Second, the U.S. will lose valuable opportunities to learn with China. The U.S. has defined the essence of the Sino-U.S. relations as competition, and the technological blockade against China has become the main approach. History proves that the U.S. will never deprive China of its right to development. In a certain sense, the U.S. blockade against China has only taught the Chinese to rely more on themselves in developing key technologies, and to put more emphasis on basic research and technological innovation. China has already made some great achievements, such as in infrastructure construction, 5G technologies and quantum communications and computing. The August success of a spacecraft experiment has caught U.S. attention, and many in the U.S. are worried about China’s possible test of a hypersonic missile. These new developments tell the world that hostile competition against China could never guarantee an absolute U.S. lead in science and technology, now or in the future.

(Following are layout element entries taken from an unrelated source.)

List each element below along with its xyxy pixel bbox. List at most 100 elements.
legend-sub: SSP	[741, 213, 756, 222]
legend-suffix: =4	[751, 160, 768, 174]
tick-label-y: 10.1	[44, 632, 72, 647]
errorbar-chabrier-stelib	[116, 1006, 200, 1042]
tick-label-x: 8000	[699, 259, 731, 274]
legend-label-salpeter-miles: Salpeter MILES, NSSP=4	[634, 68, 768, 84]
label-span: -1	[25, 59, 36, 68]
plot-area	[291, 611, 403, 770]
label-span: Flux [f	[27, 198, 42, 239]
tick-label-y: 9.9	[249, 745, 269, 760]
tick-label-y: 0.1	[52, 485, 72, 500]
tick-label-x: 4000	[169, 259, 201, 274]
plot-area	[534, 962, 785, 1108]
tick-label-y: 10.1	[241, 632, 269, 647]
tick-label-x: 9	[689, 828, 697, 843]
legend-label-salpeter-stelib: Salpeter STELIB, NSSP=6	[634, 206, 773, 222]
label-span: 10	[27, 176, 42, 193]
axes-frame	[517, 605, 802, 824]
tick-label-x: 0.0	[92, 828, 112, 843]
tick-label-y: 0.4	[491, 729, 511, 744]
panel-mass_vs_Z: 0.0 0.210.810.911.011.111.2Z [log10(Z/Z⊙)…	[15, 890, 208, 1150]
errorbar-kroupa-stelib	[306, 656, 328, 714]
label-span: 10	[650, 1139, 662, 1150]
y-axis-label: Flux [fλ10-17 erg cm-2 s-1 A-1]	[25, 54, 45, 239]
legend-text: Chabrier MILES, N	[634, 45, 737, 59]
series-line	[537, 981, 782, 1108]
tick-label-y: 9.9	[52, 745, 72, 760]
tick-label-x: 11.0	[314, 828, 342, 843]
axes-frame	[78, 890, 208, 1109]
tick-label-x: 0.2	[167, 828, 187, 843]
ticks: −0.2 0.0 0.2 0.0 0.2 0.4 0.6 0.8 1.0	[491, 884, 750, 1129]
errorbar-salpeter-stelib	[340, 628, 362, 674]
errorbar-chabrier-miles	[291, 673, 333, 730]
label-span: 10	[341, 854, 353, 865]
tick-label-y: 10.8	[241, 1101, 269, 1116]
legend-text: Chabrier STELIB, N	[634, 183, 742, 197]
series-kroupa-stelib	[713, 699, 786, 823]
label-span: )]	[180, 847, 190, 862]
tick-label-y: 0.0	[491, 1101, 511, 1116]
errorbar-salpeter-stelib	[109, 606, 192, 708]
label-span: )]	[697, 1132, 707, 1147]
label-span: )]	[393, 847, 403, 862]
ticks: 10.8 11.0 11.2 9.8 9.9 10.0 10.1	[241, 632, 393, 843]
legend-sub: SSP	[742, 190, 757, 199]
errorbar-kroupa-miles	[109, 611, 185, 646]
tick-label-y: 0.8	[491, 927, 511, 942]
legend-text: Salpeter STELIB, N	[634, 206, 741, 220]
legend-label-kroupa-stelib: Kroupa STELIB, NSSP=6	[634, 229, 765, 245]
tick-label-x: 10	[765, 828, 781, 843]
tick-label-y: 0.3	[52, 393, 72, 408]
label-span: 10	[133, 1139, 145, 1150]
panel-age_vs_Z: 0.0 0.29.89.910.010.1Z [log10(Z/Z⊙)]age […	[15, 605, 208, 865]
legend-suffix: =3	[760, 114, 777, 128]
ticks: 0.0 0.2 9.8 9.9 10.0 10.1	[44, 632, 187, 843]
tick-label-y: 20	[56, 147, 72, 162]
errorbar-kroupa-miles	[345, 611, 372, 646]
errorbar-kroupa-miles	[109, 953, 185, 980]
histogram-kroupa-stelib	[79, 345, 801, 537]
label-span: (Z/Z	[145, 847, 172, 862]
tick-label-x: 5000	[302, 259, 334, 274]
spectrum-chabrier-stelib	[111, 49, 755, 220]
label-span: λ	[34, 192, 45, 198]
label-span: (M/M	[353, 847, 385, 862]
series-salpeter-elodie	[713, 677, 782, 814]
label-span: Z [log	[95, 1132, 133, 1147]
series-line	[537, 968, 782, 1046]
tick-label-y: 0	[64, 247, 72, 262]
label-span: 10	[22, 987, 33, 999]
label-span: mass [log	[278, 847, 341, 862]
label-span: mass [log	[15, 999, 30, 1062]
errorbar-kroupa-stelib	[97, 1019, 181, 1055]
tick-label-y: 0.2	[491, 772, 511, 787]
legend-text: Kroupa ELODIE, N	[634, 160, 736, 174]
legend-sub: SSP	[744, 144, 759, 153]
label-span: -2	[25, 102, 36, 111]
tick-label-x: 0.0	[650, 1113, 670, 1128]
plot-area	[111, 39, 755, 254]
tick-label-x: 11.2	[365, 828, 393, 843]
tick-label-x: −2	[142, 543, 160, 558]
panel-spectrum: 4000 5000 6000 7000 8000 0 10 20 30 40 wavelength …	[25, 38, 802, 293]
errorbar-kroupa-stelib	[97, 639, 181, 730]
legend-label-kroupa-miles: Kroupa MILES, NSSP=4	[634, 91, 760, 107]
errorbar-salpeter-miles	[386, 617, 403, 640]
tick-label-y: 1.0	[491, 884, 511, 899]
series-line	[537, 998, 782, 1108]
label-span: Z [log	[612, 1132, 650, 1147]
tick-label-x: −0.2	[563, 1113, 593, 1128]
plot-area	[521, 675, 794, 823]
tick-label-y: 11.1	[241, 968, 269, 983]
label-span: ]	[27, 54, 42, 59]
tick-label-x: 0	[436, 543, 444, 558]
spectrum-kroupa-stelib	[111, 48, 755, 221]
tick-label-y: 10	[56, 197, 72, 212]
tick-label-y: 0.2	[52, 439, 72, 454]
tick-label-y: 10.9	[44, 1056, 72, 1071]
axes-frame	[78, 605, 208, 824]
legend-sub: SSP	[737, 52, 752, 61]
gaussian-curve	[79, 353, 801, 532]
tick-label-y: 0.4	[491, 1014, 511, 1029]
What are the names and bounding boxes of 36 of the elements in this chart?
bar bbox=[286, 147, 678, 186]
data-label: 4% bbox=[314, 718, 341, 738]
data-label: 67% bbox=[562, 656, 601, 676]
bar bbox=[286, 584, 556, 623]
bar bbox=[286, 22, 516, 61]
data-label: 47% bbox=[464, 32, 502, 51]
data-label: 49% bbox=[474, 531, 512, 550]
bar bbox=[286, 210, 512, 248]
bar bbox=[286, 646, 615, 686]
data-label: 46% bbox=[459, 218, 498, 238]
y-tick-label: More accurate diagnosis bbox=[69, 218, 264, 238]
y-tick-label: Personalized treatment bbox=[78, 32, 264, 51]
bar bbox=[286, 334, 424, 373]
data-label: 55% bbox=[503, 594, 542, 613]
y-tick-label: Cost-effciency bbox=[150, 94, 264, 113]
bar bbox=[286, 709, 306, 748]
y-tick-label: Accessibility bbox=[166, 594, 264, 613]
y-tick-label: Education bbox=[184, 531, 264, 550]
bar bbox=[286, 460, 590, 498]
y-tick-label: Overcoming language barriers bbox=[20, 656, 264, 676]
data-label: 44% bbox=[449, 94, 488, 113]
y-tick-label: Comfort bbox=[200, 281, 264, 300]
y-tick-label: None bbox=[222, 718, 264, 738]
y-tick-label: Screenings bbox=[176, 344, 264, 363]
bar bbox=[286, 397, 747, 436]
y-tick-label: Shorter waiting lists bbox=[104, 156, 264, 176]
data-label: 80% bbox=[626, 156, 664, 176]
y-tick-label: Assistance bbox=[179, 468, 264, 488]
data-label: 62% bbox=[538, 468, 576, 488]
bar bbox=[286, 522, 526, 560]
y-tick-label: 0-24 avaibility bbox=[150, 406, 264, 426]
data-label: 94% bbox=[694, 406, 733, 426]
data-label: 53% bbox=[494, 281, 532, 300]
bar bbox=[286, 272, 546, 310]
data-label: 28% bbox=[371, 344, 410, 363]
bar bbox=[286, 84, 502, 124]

Third, the U.S. will lose politically in such areas as human rights, democracy and political systems. China is very firm in marching forward along the road of development that the Chinese people have chosen. Repeated fabrication of rumors and demonization of China in the ideological arena will never help the U.S. achieve such goals as creating internal divisions between different nationalities in China, discrediting China’s international image or restricting Chinese cultural influence in the world. The world is colorful, and no civilization is superior or inferior.  It would be perhaps the best policy for the U.S. to encourage the peaceful co-existence of different civilizations on the basis of equality and mutual respect, and to facilitate the process of learning from each other

Finally, the continued efforts by the U.S. to contain a rising China will have serious consequences for the whole world. Signs of divisions have come up in recent years. In the realm of global military security, the recent combination of the U.S., Australia and Britain — or AUKUS — creates a new alliance against China. In the science and technological area, the U.S. is working hard to manipulate the core technologies of 5G, 6G, photon chips and semiconductors. Thus, two sets of rules in different groups of countries might become a reality. Without China-U.S. cooperation, the world will suffer.

At this critical moment, it would be helpful for the U.S. policymakers to take a minute to think how long the U.S. could manage to contain China. If the U.S. refuses to change course, history will give a clear answer in the next few decades. Nevertheless, sober-minded people all agree that it would benefit both China and the U.S. — and the whole world — when both countries cooperate in their respective development by giving up zero-sum logic and a Cold War mentality.